Catalyst Fund 2018: Kennesaw State University

Submitting Organization: Kennesaw State University

Idea Title: Who Needs a Reference Librarian?

Idea Statement of Purpose: Study the information seeking behaviors of college students at R1-R3 universities using personal digital assistants apps / smart speakers supported by Apple/Siri, Amazon/Alexa, Google Assistant, and Samsung/Bixby.

Describe the problem, need, issue or challenge that will be addressed and how addressing it will benefit the LYRASIS community. Include, if relevant, references to any studies or reports that can further elucidate the issue, models from other fields, or existing work in related areas.

Many colleges and universities have conducted LibQual surveys of student/faculty use of libraries. Many of these studies indicate that students turn first and sometimes “only” to the internet and “Google” a question rather than interact with reference librarians and use vetted library databases. These information seeking behaviors have been studied and reported in the literature.

It is reported in the business news that Apple will have 700 million installs of Siri beginning in the 2nd quarter of 2018. Amazon, Google, Apple, and Samsung are pouring millions of dollars into Artificial Intelligence to make their app/smart speaker THE platform that users turn to for answers. Each new update of these services shows vast improvements. A case in point is Google Translate. Overnight Translate quality improved. Object identification (facial ID, object ID, biometrics) and interaction with other apps are the next wave of improvements. AI is making immense in roads in medical, legal, transportation, and education to name just some areas. Adobe just announced it is working to integrate AI into Adobe Cloud.

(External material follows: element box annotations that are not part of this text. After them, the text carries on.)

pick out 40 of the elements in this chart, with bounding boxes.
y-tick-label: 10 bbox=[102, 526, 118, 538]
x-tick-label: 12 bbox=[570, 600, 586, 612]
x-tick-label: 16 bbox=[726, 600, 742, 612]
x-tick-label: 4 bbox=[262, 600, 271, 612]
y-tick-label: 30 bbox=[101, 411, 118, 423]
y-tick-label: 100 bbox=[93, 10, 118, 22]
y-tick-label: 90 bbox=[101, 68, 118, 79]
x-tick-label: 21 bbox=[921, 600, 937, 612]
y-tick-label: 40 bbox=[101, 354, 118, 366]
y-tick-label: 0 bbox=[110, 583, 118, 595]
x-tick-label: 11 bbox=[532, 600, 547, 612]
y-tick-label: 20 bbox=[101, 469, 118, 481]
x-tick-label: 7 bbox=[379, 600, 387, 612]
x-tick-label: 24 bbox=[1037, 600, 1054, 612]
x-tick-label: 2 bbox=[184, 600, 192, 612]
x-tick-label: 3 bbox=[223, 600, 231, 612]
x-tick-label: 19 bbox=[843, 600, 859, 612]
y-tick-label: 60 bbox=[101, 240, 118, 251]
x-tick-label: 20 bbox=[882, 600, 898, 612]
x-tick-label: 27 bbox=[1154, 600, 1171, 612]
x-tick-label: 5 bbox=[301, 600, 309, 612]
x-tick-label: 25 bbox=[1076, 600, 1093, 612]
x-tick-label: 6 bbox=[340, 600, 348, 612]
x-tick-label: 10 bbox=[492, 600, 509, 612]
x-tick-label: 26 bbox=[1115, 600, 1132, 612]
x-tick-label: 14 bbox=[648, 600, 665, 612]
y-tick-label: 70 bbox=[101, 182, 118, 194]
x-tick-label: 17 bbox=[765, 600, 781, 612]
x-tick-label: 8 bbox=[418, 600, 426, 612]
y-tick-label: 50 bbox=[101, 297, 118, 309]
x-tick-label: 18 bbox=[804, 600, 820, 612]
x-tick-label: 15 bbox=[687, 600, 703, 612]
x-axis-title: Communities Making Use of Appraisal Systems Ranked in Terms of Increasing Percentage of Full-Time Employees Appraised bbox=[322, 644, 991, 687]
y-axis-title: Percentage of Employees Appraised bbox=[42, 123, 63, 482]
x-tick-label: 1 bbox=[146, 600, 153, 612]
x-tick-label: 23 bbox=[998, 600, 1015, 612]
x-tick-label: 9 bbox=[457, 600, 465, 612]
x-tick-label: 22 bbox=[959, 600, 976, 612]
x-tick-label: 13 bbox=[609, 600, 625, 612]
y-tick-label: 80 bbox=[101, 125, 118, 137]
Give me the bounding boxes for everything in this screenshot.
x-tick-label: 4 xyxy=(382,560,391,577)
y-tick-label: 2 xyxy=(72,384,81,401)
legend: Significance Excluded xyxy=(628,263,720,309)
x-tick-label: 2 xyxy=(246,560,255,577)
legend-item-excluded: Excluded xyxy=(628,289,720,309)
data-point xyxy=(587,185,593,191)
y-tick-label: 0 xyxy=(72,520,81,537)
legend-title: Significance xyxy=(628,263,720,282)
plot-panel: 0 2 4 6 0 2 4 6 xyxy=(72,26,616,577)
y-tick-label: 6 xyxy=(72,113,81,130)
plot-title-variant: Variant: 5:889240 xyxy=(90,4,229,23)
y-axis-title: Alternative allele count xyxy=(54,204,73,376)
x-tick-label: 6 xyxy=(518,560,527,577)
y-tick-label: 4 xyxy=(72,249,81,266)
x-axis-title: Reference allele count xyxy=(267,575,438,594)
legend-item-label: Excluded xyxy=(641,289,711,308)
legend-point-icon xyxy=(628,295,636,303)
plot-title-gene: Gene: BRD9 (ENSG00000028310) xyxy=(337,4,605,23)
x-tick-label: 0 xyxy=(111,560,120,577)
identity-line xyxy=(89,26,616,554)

By addressing these information seeking behaviors and how these apps/smart devices have changed the information seeking behaviors of students will benefit the LYRASIS community by altering Library Education in our graduate programs, help inform professional development of library faculty, help librarians deal with disruptive technology, bring librarians to the IT table as Higher Education begins to address ChatBOTS that will directly have an effect on course design, course management systems, and use of BIG DATA as it relates to student use of libraries and librarians.

Are you interested in working with LYRASIS to further define the scope of work to test your idea?


If relevant, list other organizations, besides LYRASIS, that you recommend as potential partners in implementing the idea.


We encourage constructive comments that would help define solutions to the issues raised by the ideas and/or provide context for how these ideas impact your organization.


  1. Emily Reiher says:

    It is important that LAMs and LIS programs continue to assess information seeking behavior as technology evolves. This study could be incredibly useful for a variety of different type of institutions, even if the primary focus is on university students.

  2. Sharla Lair says:

    This sounds very interesting. I’m curious why this would only be for R1-3 institutions. I would think this is an issue that expands all library types and sizes. I can see a second round of such a study. It could involve K-12 schools since information gathering habits start young. Library schools could get involved in round 1 or 2, as they can incorporate this kind of study into their curricula. Thanks for proposing this!

    • Dave says:

      Students at R1-R3 institutions carry with them in various settings about three devices (Smart phone(s), smart watches, and laptops/tablets. They are in and out of these devices every day and all day. In the K-12 environment there is much greater control over both students, there time, and classroom curriculum. I agree, this is and should be the first of many possible studies. Part of the outcome could help the graduate programs in Library Science inform and change their curriculum.